An Interview with
Nalo Hopkinson
Interviewer Luan
Gaines: I haven’t read much fantasy or fabulist literature, but found The Salt Roads instantly fascinating. Do you think this new novel has broader audience appeal, considering some of the material?
Nalo Hopkinson:
I'm glad that you liked it. Yes, I do think that it has wider appeal, and my editor thought so too. That's why The Salt Roads is being published as a mainstream release, not a genre novel.
You have used a unique premise in The Salt Roads, the birth of a goddess and her continuing evolution. Does fabulist storytelling allow you the freedom to explore your ideas more fully?
For me, it does, because it allows me to entertain possibilities outside our current consensus reality. Yet all fiction is essentially fantastical, so I wouldn't say that realistic fiction is at all limiting. It's just not the form that most holds my interest.
How did you choose the three women inhabited by the Goddess Ezili?

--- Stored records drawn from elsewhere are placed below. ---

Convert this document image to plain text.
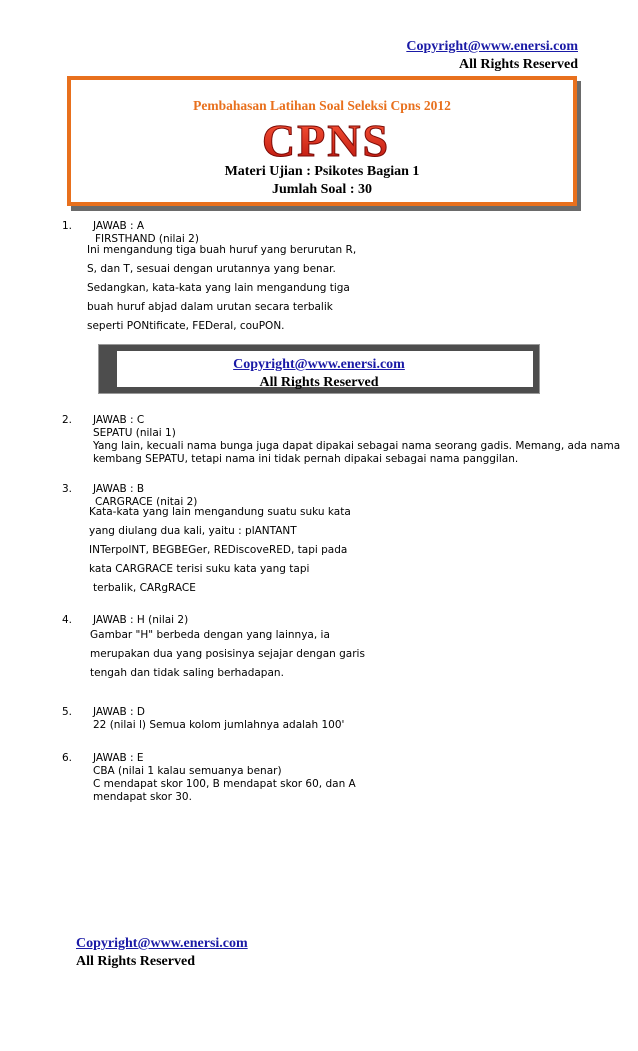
Copyright@www.enersi.com
All Rights Reserved
Pembahasan Latihan Soal Seleksi Cpns 2012
CPNS
Materi Ujian : Psikotes Bagian 1
Jumlah Soal : 30
1. JAWAB : A
FIRSTHAND (nilai 2)
Ini mengandung tiga buah huruf yang berurutan R,
S, dan T, sesuai dengan urutannya yang benar.
Sedangkan, kata-kata yang lain mengandung tiga
buah huruf abjad dalam urutan secara terbalik
seperti PONtificate, FEDeral, couPON.
Copyright@www.enersi.com
All Rights Reserved
2. JAWAB : C
SEPATU (nilai 1)
Yang lain, kecuali nama bunga juga dapat dipakai sebagai nama seorang gadis. Memang, ada nama
kembang SEPATU, tetapi nama ini tidak pernah dipakai sebagai nama panggilan.
3. JAWAB : B
CARGRACE (nitai 2)
Kata-kata yang lain mengandung suatu suku kata
yang diulang dua kali, yaitu : plANTANT
INTerpolNT, BEGBEGer, REDiscoveRED, tapi pada
kata CARGRACE terisi suku kata yang tapi
terbalik, CARgRACE
4. JAWAB : H (nilai 2)
Gambar "H" berbeda dengan yang lainnya, ia
merupakan dua yang posisinya sejajar dengan garis
tengah dan tidak saling berhadapan.
5. JAWAB : D
22 (nilai l) Semua kolom jumlahnya adalah 100'
6. JAWAB : E
CBA (nilai 1 kalau semuanya benar)
C mendapat skor 100, B mendapat skor 60, dan A
mendapat skor 30.
Copyright@www.enersi.com
All Rights Reserved
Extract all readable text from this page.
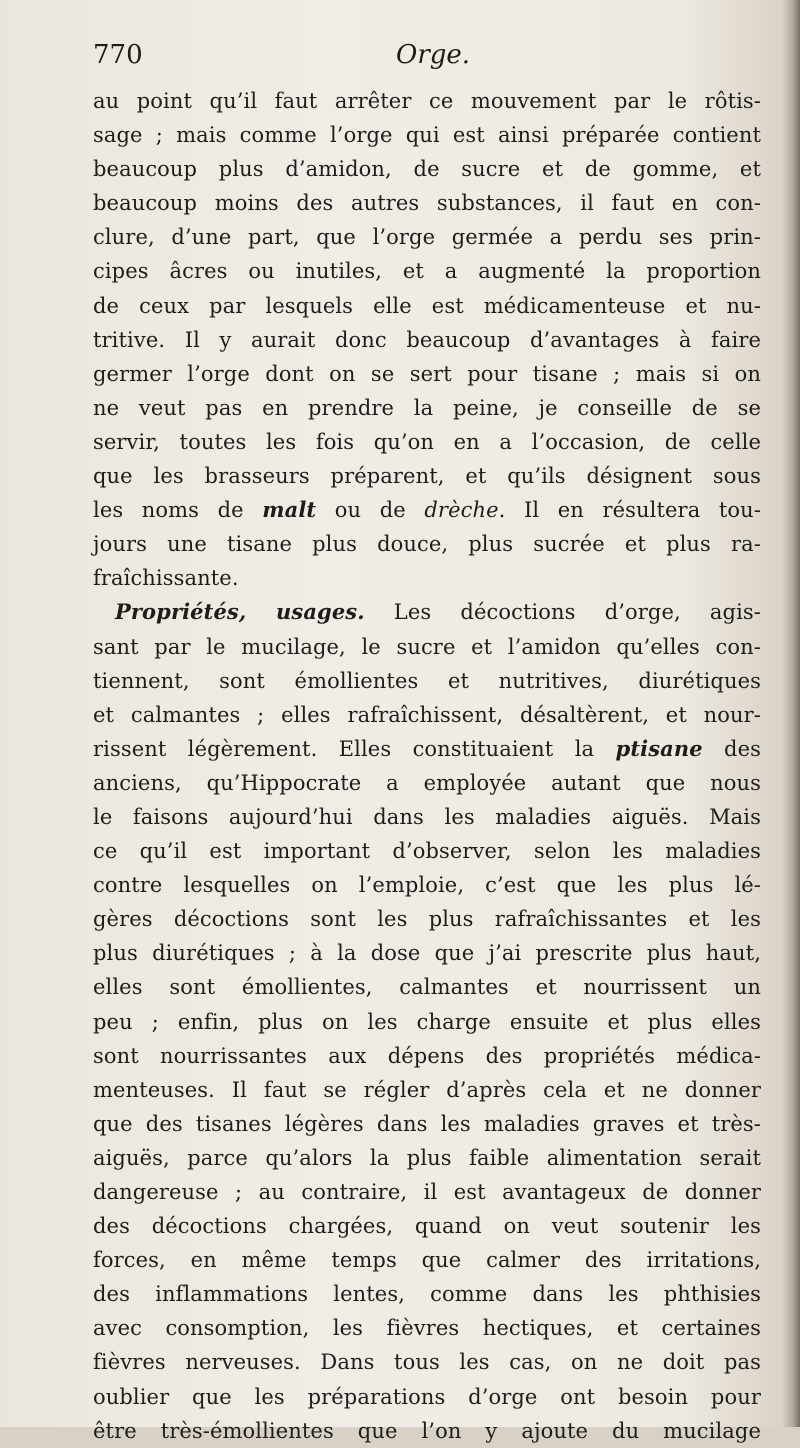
770	Orge.
au point qu’il faut arrêter ce mouvement par le rôtis-
sage ; mais comme l’orge qui est ainsi préparée contient
beaucoup plus d’amidon, de sucre et de gomme, et
beaucoup moins des autres substances, il faut en con-
clure, d’une part, que l’orge germée a perdu ses prin-
cipes âcres ou inutiles, et a augmenté la proportion
de ceux par lesquels elle est médicamenteuse et nu-
tritive. Il y aurait donc beaucoup d’avantages à faire
germer l’orge dont on se sert pour tisane ; mais si on
ne veut pas en prendre la peine, je conseille de se
servir, toutes les fois qu’on en a l’occasion, de celle
que les brasseurs préparent, et qu’ils désignent sous
les noms de malt ou de drèche. Il en résultera tou-
jours une tisane plus douce, plus sucrée et plus ra-
fraîchissante.
Propriétés, usages. Les décoctions d’orge, agis-
sant par le mucilage, le sucre et l’amidon qu’elles con-
tiennent, sont émollientes et nutritives, diurétiques
et calmantes ; elles rafraîchissent, désaltèrent, et nour-
rissent légèrement. Elles constituaient la ptisane des
anciens, qu’Hippocrate a employée autant que nous
le faisons aujourd’hui dans les maladies aiguës. Mais
ce qu’il est important d’observer, selon les maladies
contre lesquelles on l’emploie, c’est que les plus lé-
gères décoctions sont les plus rafraîchissantes et les
plus diurétiques ; à la dose que j’ai prescrite plus haut,
elles sont émollientes, calmantes et nourrissent un
peu ; enfin, plus on les charge ensuite et plus elles
sont nourrissantes aux dépens des propriétés médica-
menteuses. Il faut se régler d’après cela et ne donner
que des tisanes légères dans les maladies graves et très-
aiguës, parce qu’alors la plus faible alimentation serait
dangereuse ; au contraire, il est avantageux de donner
des décoctions chargées, quand on veut soutenir les
forces, en même temps que calmer des irritations,
des inflammations lentes, comme dans les phthisies
avec consomption, les fièvres hectiques, et certaines
fièvres nerveuses. Dans tous les cas, on ne doit pas
oublier que les préparations d’orge ont besoin pour
être très-émollientes que l’on y ajoute du mucilage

Like many of the Haitian lwas (African deities), Ezili has many forms. Three of them are Ezili Frèda, Ezili Danto and Ezili Je-Wouj (Red-eyed Ezili). Each form has different aspects. The three women each reflect those various aspects. It was a lovely coincidence that I had long wanted to write about Jeanne Duval and about Gypsy Mary, and that they so closely fit the attributes of two of the Ezilis. I invented the character of Mer to fit the third.
Jeanne Duval is an interesting character, caught in a society that values beauty yet discriminates against color. Is Jeanne an example of such a woman’s struggle in an era of particularly male-dominated society, Paris in 1842?
I honestly don't know. Jeanne is so unique. And yet, everywhere we've had the "peculiar institution" of Europeans enslaving black Africans, it has created systemic race-based oppression that's outlasting the actual institution of slavery. Couple that with gender-based oppression, and you have a story very familiar to many women of colour.
One of the most heartrending portraits is the slave woman, Mer. Does she portray the plight of slaves taken from Africa on the slave ships? Or is there a broader perspective?
No, I don't create my characters by deciding that so-and-so will be typical of such-and-such an experience. That would be stereotypical, offensive and deadly dull. I try to make them as quirky as real people would be, living under those same conditions.
Meritet is the smallest role of the women touched by the goddess. Yet she is a fascinating subject. What prompted Meritet’s creation?
She's someone who may or may not have existed. She's one of the few Catholic saints who is African, so she's interested me as long as I've known about her. The story about her goes that she loved sex so much that she became a prostitute as a teenager. I wanted to throw that characterisation into question. No-one becomes a prostitute because they love sex. They do it because they need a job.
For the most part, your women are earthy, sensual and real. Do you see this as their true nature, especially women of color?
Again, women of colour are people, not stereotypes. I can't make any useful generalizations about all women, all women of colour, or even all black women ("black" is not the same thing as "of colour," which means any racial background except white, and includes Asian, South Asian, and Native peoples). Ezili is a very sensual deity, so I created characters that would play out some of that.
A couple of times, well, a few, you made me blush. How are you able to access this wonderful sexual openness when writing?
I'm glad that you enjoyed it. If you can conceive of something, you can write it down. It isn't always easy, but it is that simple.